Dünkü 'Bride to Be' kutlamasında herkes çok eğlenince, Yunus'la Barış bugün de ekibi toplamaya karar vermişti. Biz de işsizlikten ne yapsak siye düşünürken 'parlak' fikirli bir arkadaşın(Berkan) etkisiyle kızlar erkeklere karşı futbol oyanamaya karar vermiştik. Melisa koşamayacağını iddia etmiş, maçın ilk dakikasında durduğu kalede gol de yiyince hakem konumuna yükselmiş, yerini Açelya'ya bırakmıştı. Kalanlarımız da ortada öylece koşuşturuyorduk işte. İrem en başından beri, taş kağıt makası kaybettiği için kaleci belirlenen Berkan'a karşı gol atmayı başarınca da ortalık karışmıştı.
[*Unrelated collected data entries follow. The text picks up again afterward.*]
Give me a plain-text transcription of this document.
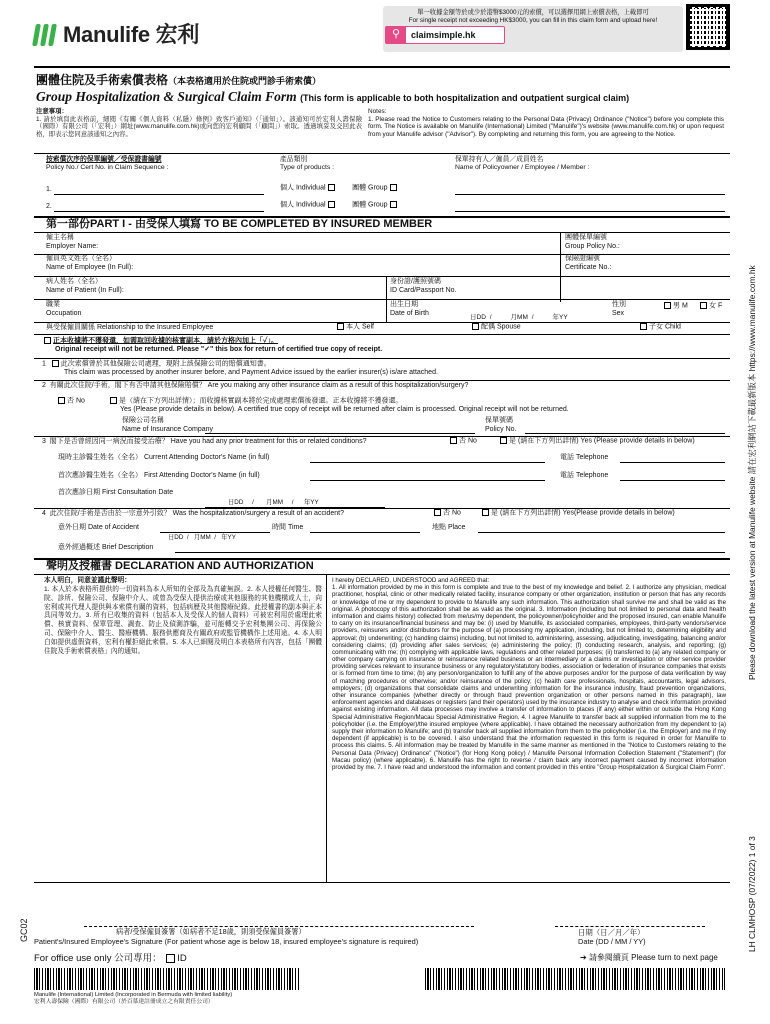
Manulife 宏利
單一收據金額等於或少於港幣$3000元的索償，可以選擇用網上索償表格，上載即可
For single receipt not exceeding HK$3000, you can fill in this claim form and upload here!
⚲	claimsimple.hk
團體住院及手術索償表格（本表格適用於住院或門診手術索償）
Group Hospitalization & Surgical Claim Form (This form is applicable to both hospitalization and outpatient surgical claim)
注意事項：
1. 請於填寫此表格前，細閱《有關《個人資料（私隱）條例》致客戶通知》（「通知」）。該通知可於宏利人壽保險（國際）有限公司（「宏利」）網址(www.manulife.com.hk)或向您的宏利顧問（「顧問」）索取。透過填妥及交回此表格，即表示您同意該通知之內容。
Notes:
1. Please read the Notice to Customers relating to the Personal Data (Privacy) Ordinance ("Notice") before you complete this form. The Notice is available on Manulife (International) Limited ("Manulife")'s website (www.manulife.com.hk) or upon request from your Manulife advisor ("Advisor"). By completing and returning this form, you are agreeing to the Notice.
按索償次序的保單編號／受保證書編號
Policy No./ Cert No. in Claim Sequence :
產品類別
Type of products :
保單持有人／僱員／成員姓名
Name of Policyowner / Employee / Member :
1.	個人 Individual	團體 Group
2.	個人 Individual	團體 Group
第一部份PART I - 由受保人填寫 TO BE COMPLETED BY INSURED MEMBER
僱主名稱
Employer Name:
團體保單編號
Group Policy No.:
僱員英文姓名（全名）
Name of Employee (In Full):
保險證編號
Certificate No.:
病人姓名（全名）
Name of Patient (In Full):
身份證/護照號碼
ID Card/Passport No.
職業
Occupation
出生日期
Date of Birth
日DD /     月MM /     年YY
性別
Sex
男 M	女 F
與受保僱員關係 Relationship to the Insured Employee	本人 Self	配偶 Spouse	子女 Child
正本收據將不獲發還，如需取回收據的核實副本，請於方格內加上「✓」。
Original receipt will not be returned. Please "✓" this box for return of certified true copy of receipt.
1  此次索償曾於其他保險公司處理，現附上該保險公司的賠償通知書。
This claim was processed by another insurer before, and Payment Advice issued by the earlier insurer(s) is/are attached.
2  有關此次住院/手術，閣下有否申請其他保險賠償？ Are you making any other insurance claim as a result of this hospitalization/surgery?
否 No	是（請在下方列出詳情）；而收據核實副本將於完成處理索償後發還。正本收據將不獲發還。
Yes (Please provide details in below). A certified true copy of receipt will be returned after claim is processed. Original receipt will not be returned.
保險公司名稱
Name of Insurance Company
保單號碼
Policy No.
3  閣下是否曾經因同一病況而接受治療？ Have you had any prior treatment for this or related conditions?	否 No	是 (請在下方列出詳情) Yes (Please provide details in below)
現時主診醫生姓名（全名） Current Attending Doctor's Name (in full)	電話 Telephone
首次應診醫生姓名（全名） First Attending Doctor's Name (in full)	電話 Telephone
首次應診日期 First Consultation Date
日DD     /       月MM     /      年YY
4  此次住院/手術是否由於一宗意外引致？ Was the hospitalization/surgery a result of an accident?	否 No	是 (請在下方列出詳情) Yes(Please provide details in below)
意外日期 Date of Accident
日DD  /   月MM  /   年YY
時間 Time	地點 Place
意外經過概述 Brief Description
聲明及授權書 DECLARATION AND AUTHORIZATION
本人明白，同意並謹此聲明：
1. 本人於本表格所提供的一切資料為本人所知的全部及為真確無誤。2. 本人授權任何醫生、醫院、診所、保險公司、保險中介人、或曾為受保人提供治療或其他服務的其他機構或人士，向宏利或其代理人提供與本索償有關的資料，包括病歷及其他醫療紀錄。此授權書的副本與正本具同等效力。3. 所有已收集的資料（包括本人及受保人的個人資料）可被宏利用於處理此索償、核實資料、保單管理、調查、防止及偵測詐騙，並可能轉交予宏利集團公司、再保險公司、保險中介人、醫生、醫療機構、服務供應商及有關政府或監管機構作上述用途。4. 本人明白如提供虛假資料，宏利有權拒絕此索償。5. 本人已細閱及明白本表格所有內容，包括「團體住院及手術索償表格」內的通知。
I hereby DECLARED, UNDERSTOOD and AGREED that:
1. All information provided by me in this form is complete and true to the best of my knowledge and belief. 2. I authorize any physician, medical practitioner, hospital, clinic or other medically related facility, insurance company or other organization, institution or person that has any records or knowledge of me or my dependent to provide to Manulife any such information. This authorization shall survive me and shall be valid as the original. A photocopy of this authorization shall be as valid as the original. 3. Information (including but not limited to personal data and health information and claims history) collected from me/us/my dependent, the policyowner/policyholder and the proposed insured, can enable Manulife to carry on its insurance/financial business and may be: (i) used by Manulife, its associated companies, employees, third-party vendors/service providers, reinsurers and/or distributors for the purpose of (a) processing my application, including, but not limited to, determining eligibility and approval; (b) underwriting; (c) handling claims) including, but not limited to, administering, assessing, adjudicating, investigating, balancing and/or considering claims; (d) providing after sales services; (e) administering the policy; (f) conducting research, analysis, and reporting; (g) communicating with me; (h) complying with applicable laws, regulations and other related purposes; (ii) transferred to (a) any related company or other company carrying on insurance or reinsurance related business or an intermediary or a claims or investigation or other service provider providing services relevant to insurance business or any regulatory/statutory bodies, association or federation of insurance companies that exists or is formed from time to time; (b) any person/organization to fulfill any of the above purposes and/or for the purpose of data verification by way of matching procedures or otherwise; and/or reinsurance of the policy; (c) health care professionals, hospitals, accountants, legal advisors, employers; (d) organizations that consolidate claims and underwriting information for the insurance industry, fraud prevention organizations, other insurance companies (whether directly or through fraud prevention organization or other persons named in this paragraph), law enforcement agencies and databases or registers (and their operators) used by the insurance industry to analyse and check information provided against existing information. All data processes may involve a transfer of information to places (if any) either within or outside the Hong Kong Special Administrative Region/Macau Special Administrative Region. 4. I agree Manulife to transfer back all supplied information from me to the policyholder (i.e. the Employer)/the insured employee (where applicable). I have obtained the necessary authorization from my dependent to (a) supply their information to Manulife; and (b) transfer back all supplied information from them to the policyholder (i.e. the Employer) and me if my dependent (if applicable) is to be covered. I also understand that the information requested in this form is required in order for Manulife to process this claims. 5. All information may be treated by Manulife in the same manner as mentioned in the "Notice to Customers relating to the Personal Data (Privacy) Ordinance" ("Notice") (for Hong Kong policy) / Manulife Personal Information Collection Statement ("Statement") (for Macau policy) (where applicable). 6. Manulife has the right to reverse / claim back any incorrect payment caused by incorrect information provided by me. 7. I have read and understood the information and content provided in this entire "Group Hospitalization & Surgical Claim Form".
病者/受保僱員簽署（如病者不足18歲，則須受保僱員簽署）
Patient's/Insured Employee's Signature (For patient whose age is below 18, insured employee's signature is required)
日期（日／月／年）
Date (DD / MM / YY)
For office use only 公司專用： ID	➔ 請參閱續頁 Please turn to next page
Manulife (International) Limited (Incorporated in Bermuda with limited liability)
宏利人壽保險（國際）有限公司（於百慕達註冊成立之有限責任公司）
Please download the latest version at Manulife website 請在宏利網站下載最新版本 https://www.manulife.com.hk
LH CLMHOSP (07/2022) 1 of 3
GC02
"YA NE SARISI YA! ABART!" Barış'ın yanımızdan koşarak geçip Melisa'ya doğru ilerlemesiyle aşkımız bölünmüştü. Kerem'le aynı anda dönüp elindeki sarı bezi sallayan Melisa'ya ve onun üstüne aynı anda yürüyen Barış ve Berkan'a baktık. Bu tripleri bir şey yapabileceklerinden değildi, kendilerini çok kaptırıyorlardı sadece.
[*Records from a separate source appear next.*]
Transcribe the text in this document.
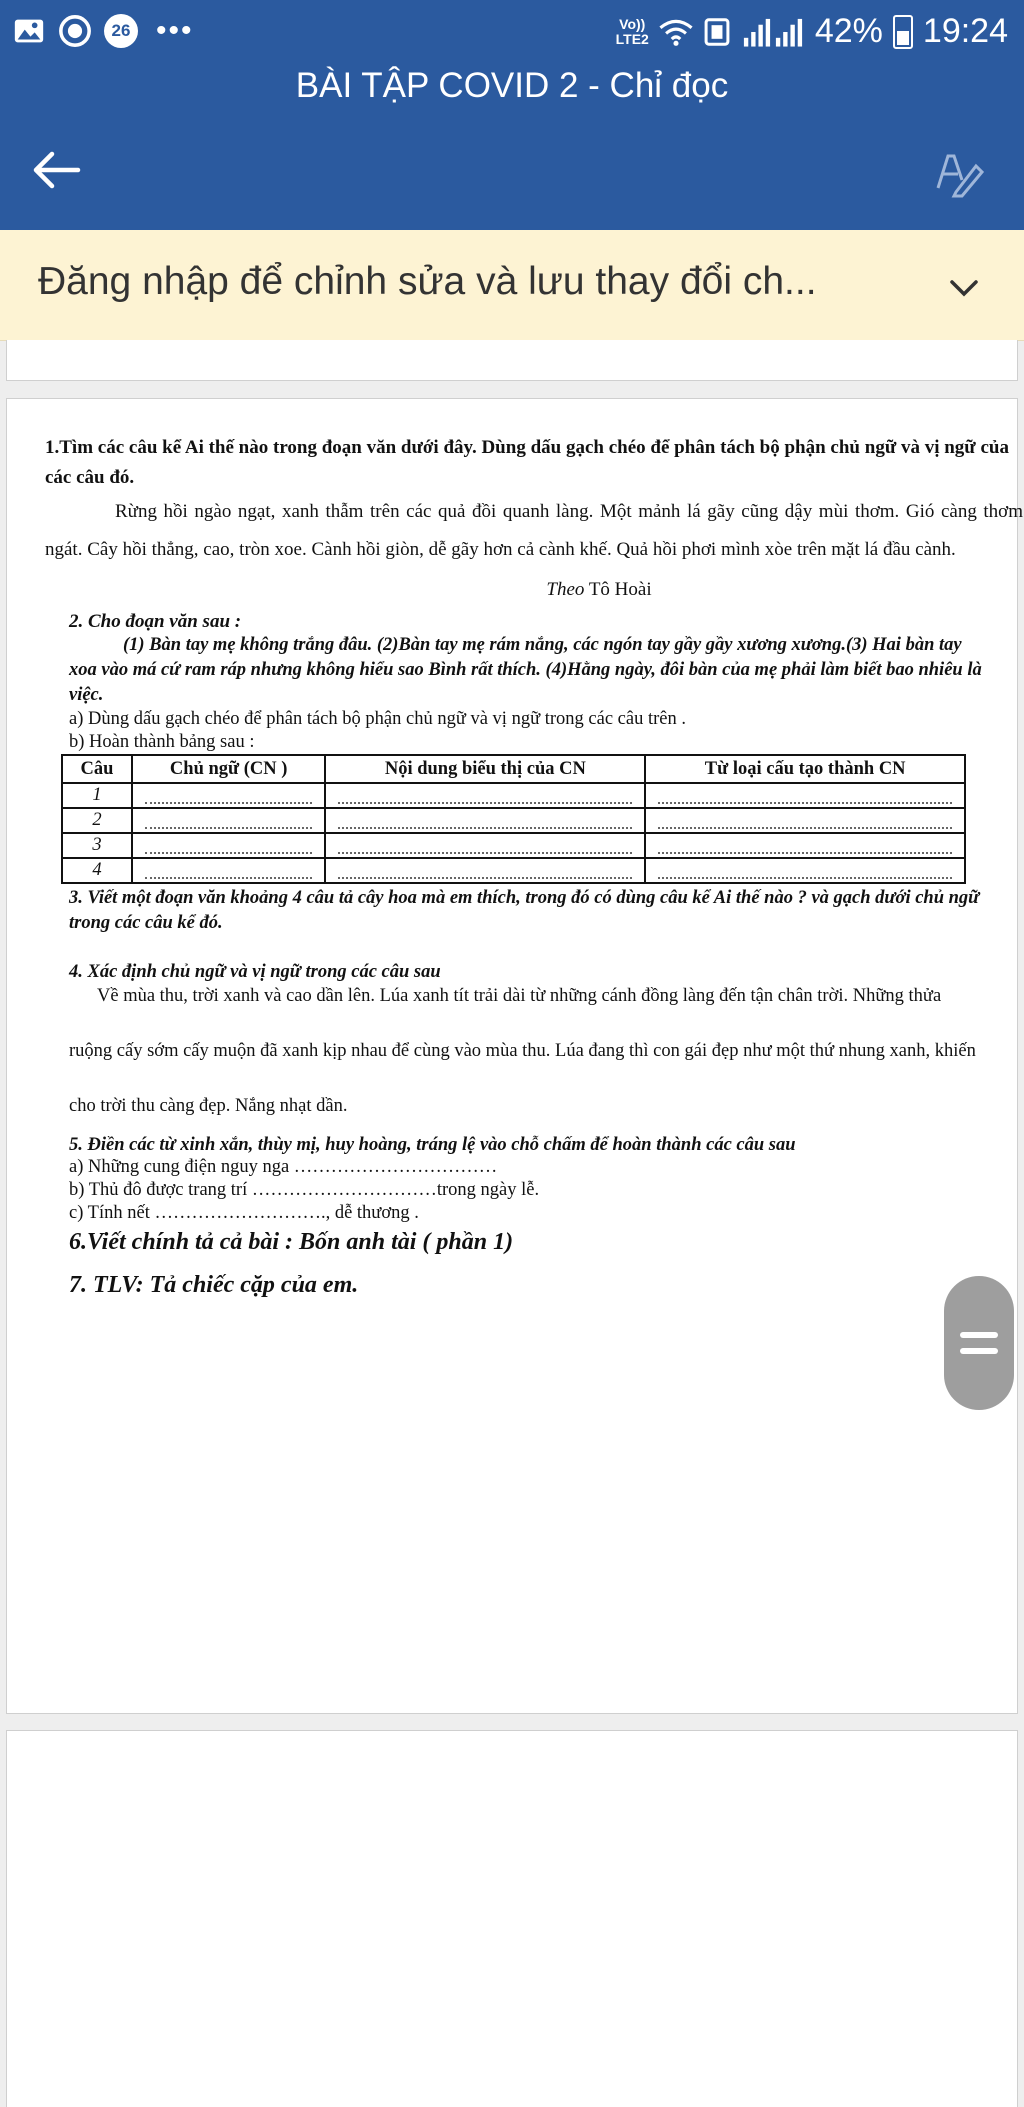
26 •••	Vo))
LTE2	42% 19:24
BÀI TẬP COVID 2 - Chỉ đọc
Đăng nhập để chỉnh sửa và lưu thay đổi ch...

1.Tìm các câu kể Ai thế nào trong đoạn văn dưới đây. Dùng dấu gạch chéo để phân tách bộ phận chủ ngữ và vị ngữ của các câu đó.

Rừng hồi ngào ngạt, xanh thẫm trên các quả đồi quanh làng. Một mảnh lá gãy cũng dậy mùi thơm. Gió càng thơm ngát. Cây hồi thẳng, cao, tròn xoe. Cành hồi giòn, dễ gãy hơn cả cành khế. Quả hồi phơi mình xòe trên mặt lá đầu cành.

Theo Tô Hoài

2. Cho đoạn văn sau :

(1) Bàn tay mẹ không trắng đâu. (2)Bàn tay mẹ rám nắng, các ngón tay gầy gầy xương xương.(3) Hai bàn tay xoa vào má cứ ram ráp nhưng không hiểu sao Bình rất thích. (4)Hằng ngày, đôi bàn của mẹ phải làm biết bao nhiêu là việc.

a) Dùng dấu gạch chéo để phân tách bộ phận chủ ngữ và vị ngữ trong các câu trên .

b) Hoàn thành bảng sau :

Câu	Chủ ngữ (CN )	Nội dung biểu thị của CN	Từ loại cấu tạo thành CN
1	

2	

3	

4	

3. Viết một đoạn văn khoảng 4 câu tả cây hoa mà em thích, trong đó có dùng câu kể Ai thế nào ? và gạch dưới chủ ngữ trong các câu kể đó.

4. Xác định chủ ngữ và vị ngữ trong các câu sau

Về mùa thu, trời xanh và cao dần lên. Lúa xanh tít trải dài từ những cánh đồng làng đến tận chân trời. Những thửa ruộng cấy sớm cấy muộn đã xanh kịp nhau để cùng vào mùa thu. Lúa đang thì con gái đẹp như một thứ nhung xanh, khiến cho trời thu càng đẹp. Nắng nhạt dần.

5. Điền các từ xinh xắn, thùy mị, huy hoàng, tráng lệ vào chỗ chấm để hoàn thành các câu sau

a) Những cung điện nguy nga ……………………………

b) Thủ đô được trang trí …………………………trong ngày lễ.

c) Tính nết ………………………., dễ thương .

6.Viết chính tả cả bài : Bốn anh tài ( phần 1)

7. TLV: Tả chiếc cặp của em.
"Sus, hakeme itiraz edilmez. Valla veririm kırmızıyı görürsün!" Melisa'nın kırmızı dediği de Açelya'nın üzerinde pembe çiçekleri olan fularıydı. Futbol oynamaya karar verdiğimizde kartlar için en uygun bu iki objeyi bulmuştuk. Barış göz devirdikten sonra kızgın bir şekilde yerine dönünce Berkan da kalesine girmek zorunda kalmıştı. Puan bizimdi.
5-1!
Aradaki 4 sayı farkın kapanmasi gibi bir ihtimal, hayalperest bir düşünce olacağı için sadece daha fazla yememeye çalışıyorduk. Taktiğimizin bir diğer parçası da, adil oynamamaktı. Zaten bizim takım 5 kişi olsa bile, 4 futbolcuya karşı şansımızın olmadığı baştan belliydi. Lal Açelya ile yer değiştirmek için izin istediğinde ona izin vermeleri de karşı takımın hatasıydı elbette. Lal kalede rahat rahat takılırken, biz sevdiceklerimizin dikkatini dağıtarak topu almakla meşguldük.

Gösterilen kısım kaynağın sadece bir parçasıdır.